Depuis le coup de force au Mali, le 24 mai 2021, ayant conduit à la démission du président et du Premier ministre de Transition, le 26 mai, le président français, Emmanuel Macron multiplie les sorties sur la situation politico-sécuritaire dans ce pays. Il va jusqu’à menacer de se retirer de ce territoire si jamais les nouvelles autorités doivent céder face à « l’islamisme radical ».
Juste après l’arrestation de Bah N’daw et Moctar Ouane par le colonel Assimi Goïta et ses hommes, la France a convoqué une réunion d’urgence du Conseil de sécurité des Nations Unies (ONU) sur le Mali. Une réunion qui s’est tenue à huis clos, le mercredi 26 mai.
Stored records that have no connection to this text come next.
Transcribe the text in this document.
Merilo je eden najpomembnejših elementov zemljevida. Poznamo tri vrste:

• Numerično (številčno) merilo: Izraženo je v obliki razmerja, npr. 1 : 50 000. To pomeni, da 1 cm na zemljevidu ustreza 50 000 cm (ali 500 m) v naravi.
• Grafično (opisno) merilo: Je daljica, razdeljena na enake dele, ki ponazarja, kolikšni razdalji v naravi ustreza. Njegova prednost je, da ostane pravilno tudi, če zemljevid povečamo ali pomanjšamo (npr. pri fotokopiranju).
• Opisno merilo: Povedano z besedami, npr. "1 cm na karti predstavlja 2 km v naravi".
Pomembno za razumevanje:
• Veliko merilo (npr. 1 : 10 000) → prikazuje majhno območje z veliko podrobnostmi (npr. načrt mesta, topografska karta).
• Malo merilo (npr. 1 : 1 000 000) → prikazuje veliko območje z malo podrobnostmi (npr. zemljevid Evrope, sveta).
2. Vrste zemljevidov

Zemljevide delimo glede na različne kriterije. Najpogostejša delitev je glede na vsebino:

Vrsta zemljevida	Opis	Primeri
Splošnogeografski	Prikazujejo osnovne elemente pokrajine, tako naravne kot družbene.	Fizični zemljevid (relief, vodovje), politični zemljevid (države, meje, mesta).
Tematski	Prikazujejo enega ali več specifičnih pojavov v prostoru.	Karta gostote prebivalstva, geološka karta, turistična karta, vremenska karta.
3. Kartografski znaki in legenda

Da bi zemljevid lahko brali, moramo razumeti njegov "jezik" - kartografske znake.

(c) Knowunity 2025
Une rencontre à la suite de laquelle le Conseil de sécurité a condamné l’arrestation du président et du Premier ministre de Transition et a appelé à leur libération tout en demandant le retour des militaires dans leurs casernes et la reprise immédiate de la transition menée par des civils.
« Au Tchad, les choses sont claires »
La même semaine, dimanche 30 mai, les chefs d’État des pays membres de la Communauté économique des États de l’Afrique de l’Ouest (CEDEAO) se sont réunis à Accra, au Ghana, sur la même situation politique. À part la suspension du Mali des institutions de l’organisation, aucune autre sanction n’a été prise contre le Mali par cette organisation régionale.
A s’en tenir à la France, la communauté internationale ainsi que la Cédéao iront au-delà des simples condamnations. L’ex-colonisateur n’arriverait pas à digérer ce nouveau coup de force qu’elle a appelé « un coup d’État dans un coup d’État ». Chose qu’elle a jugée « inacceptable ». Elle menaçait même de prendre des sanctions ciblées et de se retirer du Mali.
Au Journal de dimanche (JDD), le 31 mai dernier, le locataire de l’Élysée confiait : « [ndlr] Je ne resterais pas aux côtés d’un pays où il n’y a plus de légitimité démocratique ni de transition ». Et d’être on ne peut plus clair quant à la tentation à l’islamisme radical : « L’islamisme radical au Mali avec nos soldats sur place ? Jamais de la vie ! Il y a aujourd’hui cette tentation au Mali. Mais si cela va dans ce sens, je me retirerai ». Selon ses précisions dans les colonnes du JDD, s’il soutient la transition militaire au Tchad, c’est parce que les cas sont différents. « Au Tchad, les choses sont claires. Nous venons au secours et en soutien d’un État souverain pour qu’il ne soit pas déstabilisé ou envahi par des groupements rebelles et armés. Mais nous demandons la transition et l’inclusivité politique », a-t-il précisé.
Cette situation tchadienne est-elle vraiment différente du cas malien ? Pourquoi autant d’inquiétudes du côté de la France pour cette transition dirigée par un militaire au Mali ? La France voit-elle des intérêts menacés ?
Une peur justifiable ?
Depuis ce coup de force du 24 mai, des regroupements ont eu lieu dans la capitale malienne ainsi que dans certaines régions pour appeler la Russie au secours et demander le départ des troupes françaises du Mali. Des mouvements qui viennent donner plus de force aux mouvements de protestation, déjà existants, contre la politique de la France au Mali, notamment le mouvement « Yèrèwolo debout sur les remparts », qui demande depuis un certain temps une coopération avec la Russie. Un mouvement auquel appartient Adama Diarra alias Ben le cerveau, membre du Conseil National de Transition (CNT). Les putschistes, actuellement au pouvoir, sont également considérés comme des hommes très proches de la Russie.
La montée en puissance de ces mouvements opposés à la présence militaire française sur le sol malien pourrait bien servir de justificatif aux réactions du président Emmanuel Macron. À ce titre, il conviendrait de se demander pourquoi ce pays a si peur de perdre le Mali. En menaçant de quitter ce pays de son gré, le locataire de l’Élysée oublierait-il que c’est le Mali qui lui a fait appel ? N’avait-il pas fait comprendre que le départ de la France se ferait à la demande des autorités maliennes qui lui ont fait appel ? D’ailleurs, le sommet de clarification de Pau, en janvier 2020, n’avait d’autres objectifs que de consulter les dirigeants des pays du sahel sur la poursuite de cette opération militaire française dans la région.
À travers ces réactions émotives, la France risque de fortifier les plus récalcitrants contre sa politique au Mali voire au sahel. En un mot, la France aurait des intérêts sur le sol malien dont elle a peur de perdre.